The title story of the new book, for instance, follows a shy girl through her life on a tropical island, selling maps to tourists and dispensing of insects for her eccentric neighbor. We learn about her through her daydreams — her observations on books she's read (though she's forsaken books for now) and her memories of inscriptions she made in high school annuals. The polished, exacting prose and the girl's teasing mentions of a prior encounter with "the Entity" lulls us into a reader's trance, as this strange and wonderful tale of a life, both simple and complex, unfolds. We may not all be sure of the point, but it was pleasant and memorable.
This marriage of the fantastic and the mundane is Brockmeier's stock in trade. Here we find it again and again.

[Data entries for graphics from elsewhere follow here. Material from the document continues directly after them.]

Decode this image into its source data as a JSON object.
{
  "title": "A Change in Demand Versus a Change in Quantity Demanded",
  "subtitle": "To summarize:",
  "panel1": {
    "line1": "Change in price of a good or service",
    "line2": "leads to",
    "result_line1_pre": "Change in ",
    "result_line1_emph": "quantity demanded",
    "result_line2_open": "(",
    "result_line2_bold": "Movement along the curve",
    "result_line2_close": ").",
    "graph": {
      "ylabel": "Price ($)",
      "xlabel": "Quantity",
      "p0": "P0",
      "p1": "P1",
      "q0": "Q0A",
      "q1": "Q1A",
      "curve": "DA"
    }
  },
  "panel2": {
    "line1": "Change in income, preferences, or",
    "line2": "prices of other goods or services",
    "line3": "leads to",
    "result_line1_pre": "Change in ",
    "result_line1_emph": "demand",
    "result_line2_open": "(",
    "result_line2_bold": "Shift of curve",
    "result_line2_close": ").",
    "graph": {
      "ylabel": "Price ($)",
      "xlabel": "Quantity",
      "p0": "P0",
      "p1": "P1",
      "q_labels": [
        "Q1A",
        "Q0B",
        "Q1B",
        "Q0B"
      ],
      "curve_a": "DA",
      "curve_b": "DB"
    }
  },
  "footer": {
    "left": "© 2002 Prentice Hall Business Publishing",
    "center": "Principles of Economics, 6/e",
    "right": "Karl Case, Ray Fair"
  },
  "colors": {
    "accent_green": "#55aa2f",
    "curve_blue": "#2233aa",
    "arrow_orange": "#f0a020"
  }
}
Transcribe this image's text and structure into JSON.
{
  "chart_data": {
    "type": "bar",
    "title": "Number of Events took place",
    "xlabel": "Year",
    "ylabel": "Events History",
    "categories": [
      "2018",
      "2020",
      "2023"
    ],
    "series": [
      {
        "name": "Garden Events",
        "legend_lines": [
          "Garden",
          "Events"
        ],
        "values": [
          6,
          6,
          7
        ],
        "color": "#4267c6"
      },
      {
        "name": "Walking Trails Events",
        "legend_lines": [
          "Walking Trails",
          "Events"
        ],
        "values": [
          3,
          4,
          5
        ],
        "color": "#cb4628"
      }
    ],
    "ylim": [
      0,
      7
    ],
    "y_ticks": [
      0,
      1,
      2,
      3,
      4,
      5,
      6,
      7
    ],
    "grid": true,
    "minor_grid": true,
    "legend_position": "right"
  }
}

In one story, the inhabitants of a city collectively seek to obliterate all noise, only to find that the silence drives them mad. A Chekhov-inspired story relates a love affair between a man and a woman, though it's set on a far-off planet in the distant future. Brockmeier even borrows the Choose Your Own Adventure device, based on the best-selling kids' books from the 1980s, though instead of allowing the reader to choose his/her own path through an action story, he suggests how even the most ordinary daily decisions may lead to the same drastic conclusion.
Perhaps our favorite, though, was "Father John Melby and the Ghost of Amy Elizabeth," the story of a pastor whose boring sermons are enlivened by a mysterious presence. At first he believes God is guiding his inspired words, then comes to fear that a ghost may have been sent to challenge his piety. It's a marvelous, classically constructed tale with just the right dash of the supernatural.
Brockmeier is from Little Rock, home also to our beloved writer Charles Portis. If he has anything to share about Portis, we'll let you know. Regardless, we hope you'll come out and hear him read, or give his book a shot. Order a copy and we'll have him inscribe it to you, high school annual-style.
And on a final note, we have received a mysterious package here at Turnrow, wrapped in brown paper and addressed to Kevin Brockmeier. This may be of only slight interest, and a possible violation of the bookseller-author confidentiality agreement, but we mention it only because it is so Brockmeierien.